As always, I want people to feel immersed. I hope that the setting is evoked in all its stark, cold beauty. I want the reader’s heartrate to increase and their breathing to quicken in those moments of peril. I want them to question what they might do if they found themselves in the same situation as Erik and Sofia. But I hope also that readers discover the story’s deeper layers, because within this tale of survival is a story about a man facing his own mortality and fears, and of a young girl who is trying to find her place in the world. Phil Stevens, who narrated the audiobook, wrote about Where Blood Runs Cold being a ‘heart-rending action adventure that, as well as being a top tier icy thriller, also explores the human condition, spirituality, grief, and the generational complexities of our journey through life.’ I hope other readers feel that too.

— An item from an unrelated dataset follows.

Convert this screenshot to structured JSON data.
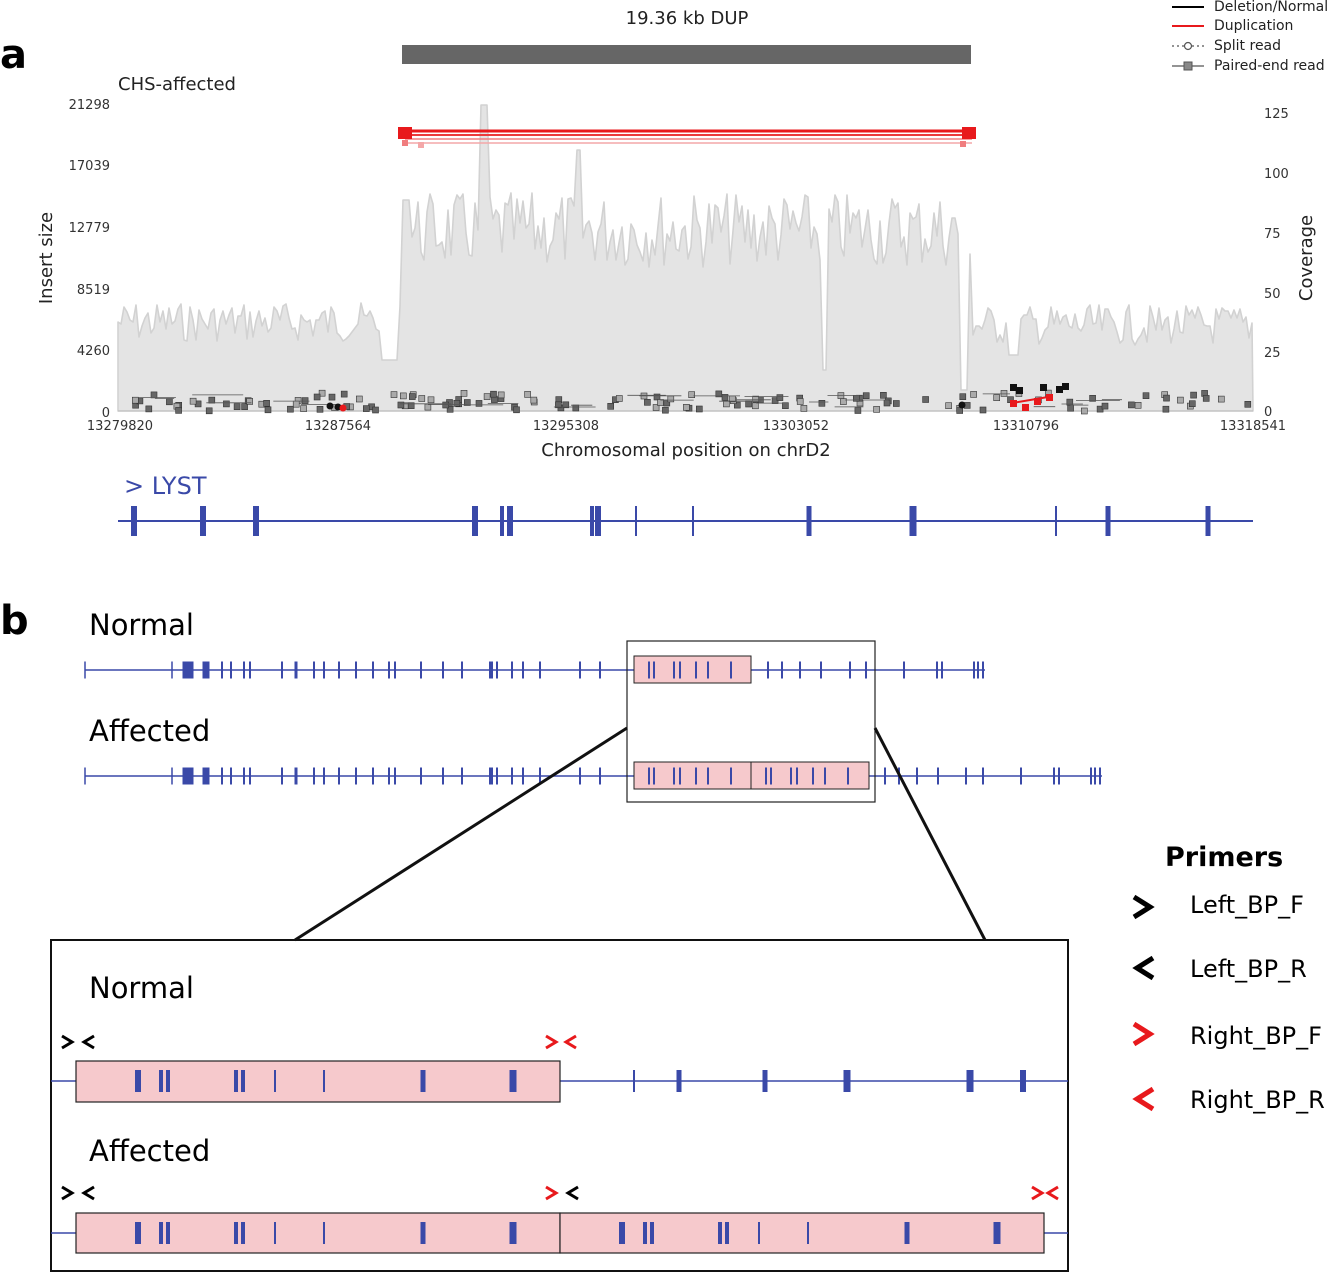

Where does your passion for history come from?
I’ve always felt the echoes of other times and places like vibrations in my subconscious. Like half memories, or dreams whose details are lost but whose feelings and emotions yet linger. A well-written historical novel is the closest thing we have to a time machine. When I read a Christian Cameron or Mary Renault novel, I’m in Ancient Greece. When I first read Bernard Cornwell’s The Winter King, some twenty-six years ago now, I was in Dark Age Britain. As Queen once said, It’s a kind of magic.

What are you reading at the moment?
I’ve just started an advance copy of Target Zero, the new thriller by Anthony Riches and the sequel to Nemesis. Riches made his reputation with his gritty, long-running Empire series of novels telling of the exploits of Roman soldier Marcus Valerius. But his new hero is Met close protection officer Mickey Bale, who has a penchant for revenge and the skills to take it. In Target Zero, Bale takes a job protecting a powerful Russian Oligarch who is suspected by MI5 of being involved in the killing of a police firearms team. Blackmailed by the Met into being a double agent, the clock is ticking, and Bale must locate more Russian warheads, or thousands will die. As Bale is drawn ever deeper into conspiracy and danger, Anthony Riches is emerging as a thriller writer par excellence.

When you sit down to start work on a novel, what’s the first thing you do?
Every time is slightly different. For Lancelot, I wrote an in-depth chapter plan covering the whole book. For Arthur, my current WIP, there is no plan as such, just a few lines on themes and events. For Where Blood Runs Cold, I wrote a 3000-word outline which served as my pitch to my publisher. There was no point writing a more detailed plan as that would have been the book itself. I must say I detest planning the stories out beforehand. To me it feels like homework. A real chore. I’ll admit though, it does make the writing easier in the long run when you can refer to a detailed outline. However, once you start writing, the story will veer off the path anyway, which is the way it should be.

Finally, how would you sum up Where Blood Runs Cold in three words?
Intense Scandi thriller.

Thanks so much for joining me for this fascinating interview! Where Blood Runs Cold is out now in hardback, ebook and audiobook formats.